Auf der kürzlich stattgefundenen Entwicklerkonferenz Google I/O gab Google bekannt, dass die in diesem Jahr veröffentlichten Chromebooks das Betriebssystem Linux unterstützen werden. Diese Möglichkeit gab es zwar schon früher, aber nun ist der Prozess viel einfacher und "out of the box" verfügbar.

Im letzten Jahr hat Google begonnen, das Ausführen von Linux auf einigen Laptops mit Chrome OS zu ermöglichen, und seitdem unterstützen immer mehr Chromebooks offiziell Linux. Diese Unterstützung wird nun jedoch auf alle neuen Geräte mit dem Betriebssystem von Google ausgeweitet, unabhängig davon, ob sie auf Intel-, AMD- oder sogar ARM-Prozessoren basieren.
Früher war es erforderlich, die Open-Source-Software Crouton zu verwenden, um Linux auf einem Chromebook auszuführen. Sie ermöglicht das Ausführen von Debian, Ubuntu und Kali Linux, aber der Installationsprozess erforderte einige technische Kenntnisse und war nicht für alle Benutzer von Chrome OS zugänglich.
Die Nutzung von Linux auf Chrome OS-Geräten ist jetzt deutlich einfacher geworden. Sie müssen lediglich die virtuelle Maschine Termina starten, die mit dem Debian 9.0 Stretch-Container arbeitet. Das war's, jetzt verwenden Sie Debian auf Chrome OS. Auch Ubuntu- und Fedora-Systeme können auf Chrome OS betrieben werden, erfordern jedoch etwas mehr Aufwand bei der Einrichtung und dem Start.

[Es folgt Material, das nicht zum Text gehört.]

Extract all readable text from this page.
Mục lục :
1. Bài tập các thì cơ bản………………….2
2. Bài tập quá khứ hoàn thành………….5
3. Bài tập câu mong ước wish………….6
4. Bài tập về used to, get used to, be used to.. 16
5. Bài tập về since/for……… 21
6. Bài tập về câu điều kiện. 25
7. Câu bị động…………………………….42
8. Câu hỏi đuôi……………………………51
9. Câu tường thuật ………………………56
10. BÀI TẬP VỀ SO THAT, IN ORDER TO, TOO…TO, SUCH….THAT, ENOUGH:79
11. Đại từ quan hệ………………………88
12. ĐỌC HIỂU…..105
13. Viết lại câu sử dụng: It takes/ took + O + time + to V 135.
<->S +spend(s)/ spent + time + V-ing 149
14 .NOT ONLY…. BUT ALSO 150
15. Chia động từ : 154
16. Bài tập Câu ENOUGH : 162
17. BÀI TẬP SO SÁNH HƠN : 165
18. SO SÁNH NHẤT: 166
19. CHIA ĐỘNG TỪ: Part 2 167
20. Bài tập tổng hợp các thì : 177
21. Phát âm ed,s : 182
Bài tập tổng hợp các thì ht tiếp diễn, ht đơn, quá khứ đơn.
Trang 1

Im Gegensatz zur Installation von Windows auf einem Apple macOS-PC über Boot Camp ist beim Einsatz von Linux keine Mehrfach-Boot-Konfiguration und die Auswahl des Betriebssystems beim Einschalten des Computers erforderlich. Stattdessen können beide Betriebssysteme gleichzeitig verwendet werden. Dadurch ist es beispielsweise möglich, Dateien im Dateimanager von Chrome OS anzusehen und sie mit Linux-Anwendungen wie LibreOffice zu öffnen, ohne das System neu starten oder Linux auswählen zu müssen. Darüber hinaus bietet die neueste Version von Chrome OS die Möglichkeit, den Dateimanager zu nutzen, um Dateien zwischen Chrome OS, Google Drive, Linux und Android zu verschieben.
Während normale Nutzer solche "Tänze mit dem Tamburin" kaum benötigen werden, können Softwareentwickler erheblich davon profitieren. Die Möglichkeit, Linux auszuführen, ermöglicht die Entwicklung von Software für drei Betriebssysteme (Chrome OS, Linux und Android) auf einer einzigen Plattform. Zudem wurde in Chrome OS 77 die Unterstützung für sichere USB-Verbindungen zu Android-Smartphones hinzugefügt, sodass Entwickler Android-Anwendungen (APK) direkt von einem Chromebook aus schreiben, debuggen und veröffentlichen können.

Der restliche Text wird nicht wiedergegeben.